Complaining is another way to victimize yourself unnecessarily. Many people complain about their jobs. “I’m not paid enough, the conditions here are unbearable, I hate my boss.” Working somewhere is a choice.
You could have a conversation with your employer about the atmosphere and offer suggestions to improve the environment. You could ask what it would take to earn a raise or bonus. You could have an honest discussion about your concerns with their leadership.
Or, you could get another job.
Everything (except death in most cases) is a choice. Even paying taxes is a choice. If we don’t of course, we could experience very serious consequences, but it’s still a choice. There’s no point in complaining about it really.
Complaining about the weather is another common one. We live in the Midwest. That means it could be snowing, freezing, or 74 degrees in February, right? The point is, we can’t control the weather. Why get upset about it all the time?
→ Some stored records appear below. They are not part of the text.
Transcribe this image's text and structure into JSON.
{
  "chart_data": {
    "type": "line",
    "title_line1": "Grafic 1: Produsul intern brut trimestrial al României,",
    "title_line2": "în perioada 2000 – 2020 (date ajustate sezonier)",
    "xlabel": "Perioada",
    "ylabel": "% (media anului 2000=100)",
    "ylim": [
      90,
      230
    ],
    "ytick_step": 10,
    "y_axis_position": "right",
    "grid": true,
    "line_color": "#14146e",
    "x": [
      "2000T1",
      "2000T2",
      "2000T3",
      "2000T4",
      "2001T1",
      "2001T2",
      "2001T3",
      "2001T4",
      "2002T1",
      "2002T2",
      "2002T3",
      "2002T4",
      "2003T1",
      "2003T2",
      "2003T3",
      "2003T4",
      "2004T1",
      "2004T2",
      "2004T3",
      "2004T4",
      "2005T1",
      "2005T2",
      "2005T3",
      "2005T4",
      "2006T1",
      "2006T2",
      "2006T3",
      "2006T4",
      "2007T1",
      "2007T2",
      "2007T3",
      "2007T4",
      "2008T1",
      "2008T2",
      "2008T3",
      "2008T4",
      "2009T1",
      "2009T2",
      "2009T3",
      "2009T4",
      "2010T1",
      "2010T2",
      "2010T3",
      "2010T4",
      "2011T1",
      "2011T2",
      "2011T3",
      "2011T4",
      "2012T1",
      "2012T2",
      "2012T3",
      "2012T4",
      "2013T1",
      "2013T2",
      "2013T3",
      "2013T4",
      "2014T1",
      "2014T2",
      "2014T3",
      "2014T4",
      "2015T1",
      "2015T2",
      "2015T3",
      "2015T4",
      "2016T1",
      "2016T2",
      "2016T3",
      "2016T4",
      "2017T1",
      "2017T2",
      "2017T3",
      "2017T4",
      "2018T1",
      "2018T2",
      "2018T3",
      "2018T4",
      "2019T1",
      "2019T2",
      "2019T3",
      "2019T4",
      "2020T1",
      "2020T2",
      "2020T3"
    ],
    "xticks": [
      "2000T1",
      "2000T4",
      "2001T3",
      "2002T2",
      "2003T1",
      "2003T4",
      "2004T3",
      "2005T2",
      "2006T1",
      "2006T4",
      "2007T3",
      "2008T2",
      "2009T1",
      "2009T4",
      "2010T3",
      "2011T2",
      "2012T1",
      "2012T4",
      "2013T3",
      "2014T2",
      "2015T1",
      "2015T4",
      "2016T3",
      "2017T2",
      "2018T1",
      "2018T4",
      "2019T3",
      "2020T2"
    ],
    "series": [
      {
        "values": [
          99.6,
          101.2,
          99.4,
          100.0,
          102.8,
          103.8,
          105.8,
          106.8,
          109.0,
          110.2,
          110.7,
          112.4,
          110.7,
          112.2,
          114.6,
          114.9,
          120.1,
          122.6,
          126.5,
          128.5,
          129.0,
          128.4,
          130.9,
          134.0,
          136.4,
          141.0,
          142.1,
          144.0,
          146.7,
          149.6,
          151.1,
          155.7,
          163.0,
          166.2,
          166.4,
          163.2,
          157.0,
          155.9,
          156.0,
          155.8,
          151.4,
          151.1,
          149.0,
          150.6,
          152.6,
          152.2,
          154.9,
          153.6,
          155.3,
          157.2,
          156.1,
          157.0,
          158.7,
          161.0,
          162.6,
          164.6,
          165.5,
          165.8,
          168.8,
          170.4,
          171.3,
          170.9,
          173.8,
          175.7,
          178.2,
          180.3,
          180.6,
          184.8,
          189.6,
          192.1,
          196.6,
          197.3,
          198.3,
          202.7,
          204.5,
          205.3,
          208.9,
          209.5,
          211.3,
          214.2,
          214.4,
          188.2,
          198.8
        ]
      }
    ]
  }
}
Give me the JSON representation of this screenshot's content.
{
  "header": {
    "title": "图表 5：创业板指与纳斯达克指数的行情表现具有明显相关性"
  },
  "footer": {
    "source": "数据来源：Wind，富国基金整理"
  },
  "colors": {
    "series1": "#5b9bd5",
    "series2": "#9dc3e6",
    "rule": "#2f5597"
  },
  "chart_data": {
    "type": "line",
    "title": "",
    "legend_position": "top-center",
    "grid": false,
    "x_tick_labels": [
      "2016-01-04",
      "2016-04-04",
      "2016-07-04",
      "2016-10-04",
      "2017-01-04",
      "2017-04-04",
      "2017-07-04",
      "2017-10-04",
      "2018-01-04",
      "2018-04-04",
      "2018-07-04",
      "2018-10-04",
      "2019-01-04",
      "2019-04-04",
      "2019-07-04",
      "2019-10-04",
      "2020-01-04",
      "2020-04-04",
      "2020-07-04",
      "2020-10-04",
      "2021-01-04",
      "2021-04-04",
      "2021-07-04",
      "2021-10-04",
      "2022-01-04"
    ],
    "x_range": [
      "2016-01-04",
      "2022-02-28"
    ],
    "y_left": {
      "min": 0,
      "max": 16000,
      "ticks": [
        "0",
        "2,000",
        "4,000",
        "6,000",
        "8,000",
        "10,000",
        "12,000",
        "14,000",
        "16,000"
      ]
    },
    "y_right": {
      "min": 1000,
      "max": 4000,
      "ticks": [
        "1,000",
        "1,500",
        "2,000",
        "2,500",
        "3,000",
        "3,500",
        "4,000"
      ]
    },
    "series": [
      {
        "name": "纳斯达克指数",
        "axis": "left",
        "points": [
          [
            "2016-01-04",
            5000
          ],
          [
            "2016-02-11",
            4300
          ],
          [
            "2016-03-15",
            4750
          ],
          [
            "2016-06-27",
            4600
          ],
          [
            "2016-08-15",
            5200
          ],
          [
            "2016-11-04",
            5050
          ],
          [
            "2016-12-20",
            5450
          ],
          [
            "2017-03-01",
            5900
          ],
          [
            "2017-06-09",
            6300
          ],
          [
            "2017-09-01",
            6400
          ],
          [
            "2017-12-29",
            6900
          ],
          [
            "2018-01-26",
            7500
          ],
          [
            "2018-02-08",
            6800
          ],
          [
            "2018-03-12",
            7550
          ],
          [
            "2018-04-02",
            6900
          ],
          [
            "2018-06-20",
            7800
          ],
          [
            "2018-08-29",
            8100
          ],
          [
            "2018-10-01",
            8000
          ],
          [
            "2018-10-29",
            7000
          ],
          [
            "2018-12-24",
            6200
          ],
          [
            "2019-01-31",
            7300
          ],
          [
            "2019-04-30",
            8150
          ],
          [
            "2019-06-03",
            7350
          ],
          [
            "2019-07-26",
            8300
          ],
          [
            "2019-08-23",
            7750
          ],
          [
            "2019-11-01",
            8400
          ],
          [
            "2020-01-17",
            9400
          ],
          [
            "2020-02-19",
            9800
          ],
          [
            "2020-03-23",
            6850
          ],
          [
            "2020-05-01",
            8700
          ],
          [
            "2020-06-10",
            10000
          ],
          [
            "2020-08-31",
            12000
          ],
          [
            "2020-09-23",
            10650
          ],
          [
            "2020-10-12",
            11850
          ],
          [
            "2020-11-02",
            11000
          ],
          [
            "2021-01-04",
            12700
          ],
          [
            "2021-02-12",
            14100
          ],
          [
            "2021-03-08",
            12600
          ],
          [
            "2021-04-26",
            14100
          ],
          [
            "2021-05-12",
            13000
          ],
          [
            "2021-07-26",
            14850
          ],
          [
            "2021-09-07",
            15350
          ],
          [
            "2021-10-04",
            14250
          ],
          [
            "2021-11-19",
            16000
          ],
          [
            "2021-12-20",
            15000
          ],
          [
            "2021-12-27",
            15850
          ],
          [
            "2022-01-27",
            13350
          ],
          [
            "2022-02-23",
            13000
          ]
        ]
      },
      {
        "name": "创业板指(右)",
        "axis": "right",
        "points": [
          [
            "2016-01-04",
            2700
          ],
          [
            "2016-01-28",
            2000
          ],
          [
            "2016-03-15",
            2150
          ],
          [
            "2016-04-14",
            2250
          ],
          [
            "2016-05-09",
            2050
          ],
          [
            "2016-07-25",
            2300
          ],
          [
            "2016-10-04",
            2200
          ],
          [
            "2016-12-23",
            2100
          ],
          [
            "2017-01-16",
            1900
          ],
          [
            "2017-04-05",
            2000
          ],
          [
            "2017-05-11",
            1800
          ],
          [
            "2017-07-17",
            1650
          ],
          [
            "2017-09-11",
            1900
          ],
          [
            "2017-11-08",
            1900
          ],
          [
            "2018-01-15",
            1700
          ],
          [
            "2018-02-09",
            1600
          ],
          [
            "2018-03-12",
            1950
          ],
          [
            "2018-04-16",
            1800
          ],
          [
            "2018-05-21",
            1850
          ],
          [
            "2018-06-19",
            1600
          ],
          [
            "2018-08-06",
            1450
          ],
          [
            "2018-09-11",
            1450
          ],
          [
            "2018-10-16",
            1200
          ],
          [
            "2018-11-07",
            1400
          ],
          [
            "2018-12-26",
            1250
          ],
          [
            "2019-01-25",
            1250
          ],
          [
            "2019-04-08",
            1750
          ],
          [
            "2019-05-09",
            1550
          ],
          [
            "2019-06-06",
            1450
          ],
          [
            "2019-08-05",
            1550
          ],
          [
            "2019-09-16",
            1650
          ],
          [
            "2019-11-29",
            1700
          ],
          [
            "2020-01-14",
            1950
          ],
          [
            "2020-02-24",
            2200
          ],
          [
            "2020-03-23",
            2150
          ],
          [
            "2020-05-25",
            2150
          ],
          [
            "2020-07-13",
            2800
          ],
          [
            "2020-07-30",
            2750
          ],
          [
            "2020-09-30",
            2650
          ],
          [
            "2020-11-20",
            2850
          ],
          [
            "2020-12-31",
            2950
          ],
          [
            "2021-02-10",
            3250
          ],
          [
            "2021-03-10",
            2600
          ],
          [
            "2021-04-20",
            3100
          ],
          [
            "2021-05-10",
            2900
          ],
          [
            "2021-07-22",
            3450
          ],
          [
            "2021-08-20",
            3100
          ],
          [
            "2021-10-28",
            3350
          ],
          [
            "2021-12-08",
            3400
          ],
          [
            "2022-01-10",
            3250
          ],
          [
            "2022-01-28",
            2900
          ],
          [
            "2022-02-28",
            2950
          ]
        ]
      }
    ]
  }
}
In our relationships, victimizing ourselves by blaming and complaining is particularly damaging. When you point your finger at someone else, you are giving away your power. You cannot change another person. That’s up to them.
Self-help pioneer Wayne Dyer says, “All blame is a waste of time. No matter how much fault you find with another and regardless of how much you blame him, it will not change you or the situation.”
However, if you do not like the circumstances in a relationship, you can change yourself, make a request of the other person, remain in the relationship as it is, or end the relationship. Again, these are all legitimate choices, and choices are empowering.
When you take responsibility for all of your circumstances whether it’s your health, your habits, your professional life, your relationships, or anything else, you give yourself the opportunity to create what you want and discard the rest.
People who feel they have control in their lives are generally happier and more successful people. In his book, The Success Principles, Jack Canfield says, “Learn to replace complaining with making requests and taking action that will achieve your desired outcomes. The world doesn’t owe you anything. You have to create it.”
Bad things happen to people sometimes, and they truly are victims by definition. People are attacked, get robbed, get raped, etc. You do not choose these circumstances. Therefore, you feel like a victim, and that is understandable.
However, when you can shift your language around these kinds of tragic events and consider yourself a survivor instead of a victim, you will feel stronger and more capable of healing from the very terrible circumstances you have endured.
No matter what your story is, you can choose to approach life victimizing yourself or giving yourself the best chance of creating the life you really want. Your attitude, thoughts, and courage in taking action toward what you really want will surpass any roadblocks, difficulties, or challenges along the way.